Those with sensitive skin may want to use caution when using soap bars or skin products with cinnamon.

The cinnamon plant is commonly cultivated for its culinary spice. It’s also used for a wide range of medicinal and cosmetic purposes. Cinnamon has antibacterial properties, antifungal properties, and acts as a stimulant.

Read on to learn more about how to use cinnamon in handmade soaps, the two main types of cinnamon essential oils, and a cinnamon soap recipe.

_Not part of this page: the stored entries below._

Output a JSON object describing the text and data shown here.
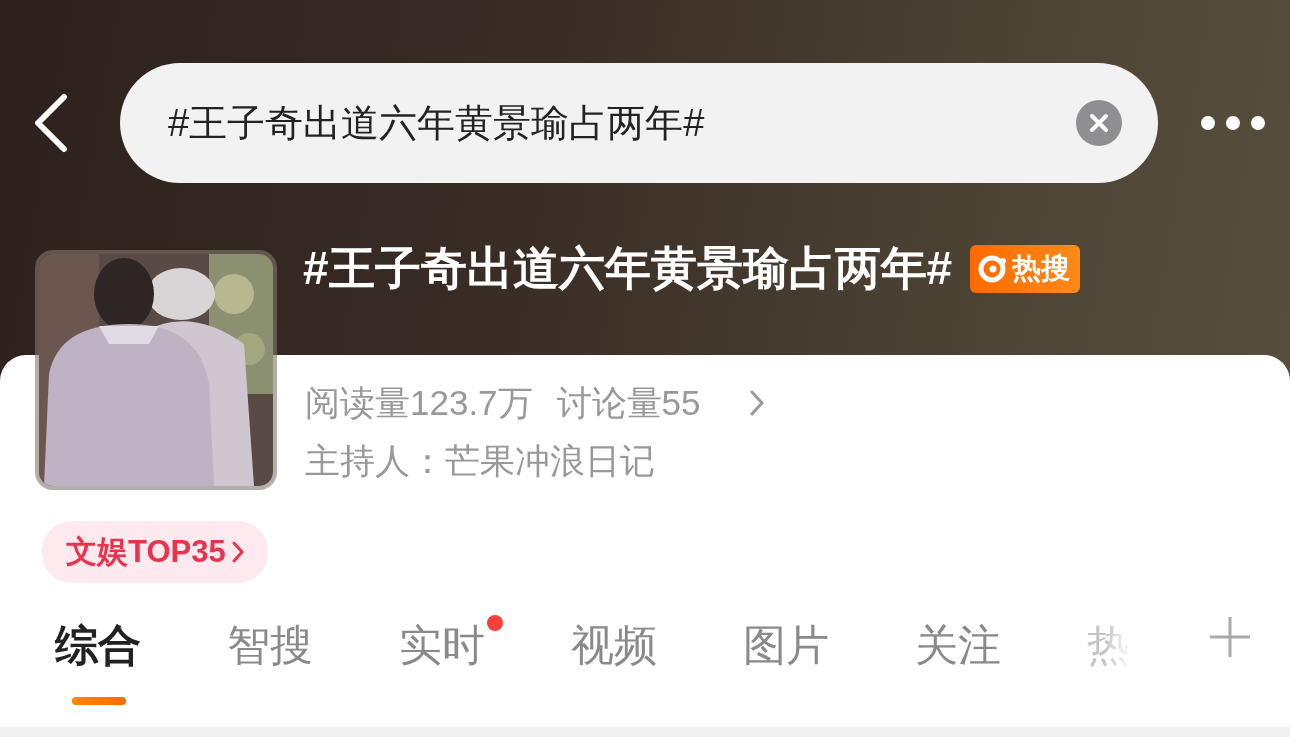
{
  "search": {
    "value": "#王子奇出道六年黄景瑜占两年#"
  },
  "topic": {
    "title": "#王子奇出道六年黄景瑜占两年#",
    "badge": "热搜",
    "reads": "阅读量123.7万",
    "discussions": "讨论量55",
    "host": "主持人：芒果冲浪日记",
    "rank": "文娱TOP35"
  },
  "tabs": [
    {
      "label": "综合",
      "selected": true,
      "dot": false
    },
    {
      "label": "智搜",
      "selected": false,
      "dot": false
    },
    {
      "label": "实时",
      "selected": false,
      "dot": true
    },
    {
      "label": "视频",
      "selected": false,
      "dot": false
    },
    {
      "label": "图片",
      "selected": false,
      "dot": false
    },
    {
      "label": "关注",
      "selected": false,
      "dot": false
    },
    {
      "label": "热",
      "selected": false,
      "dot": false
    }
  ]
}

FlickrBHL_ Cinnamon In Soap_Cinnamomum Zeylanicum_illustration
Illustration of Ceylon cinnamon (Cinnamomum Zeylanicum).
Credit: Biodiversity Heritage Library / Flickr

A closer look at the cinnamon plant

The cinnamon plant, also known as Ceylon cinnamon (Cinnamomum zeylanicum), or true cinnamon (Cinnamomum verum) is an evergreen tree that belongs to the laurel family. This tree is native to Sri Lanka, India, Myanmar, and is now cultivated in parts of the West Indies and South America.¹

The popular cinnamon spice is produced from the dried inner bark, which is coveted for its aromatic properties and sweet yet earthy taste.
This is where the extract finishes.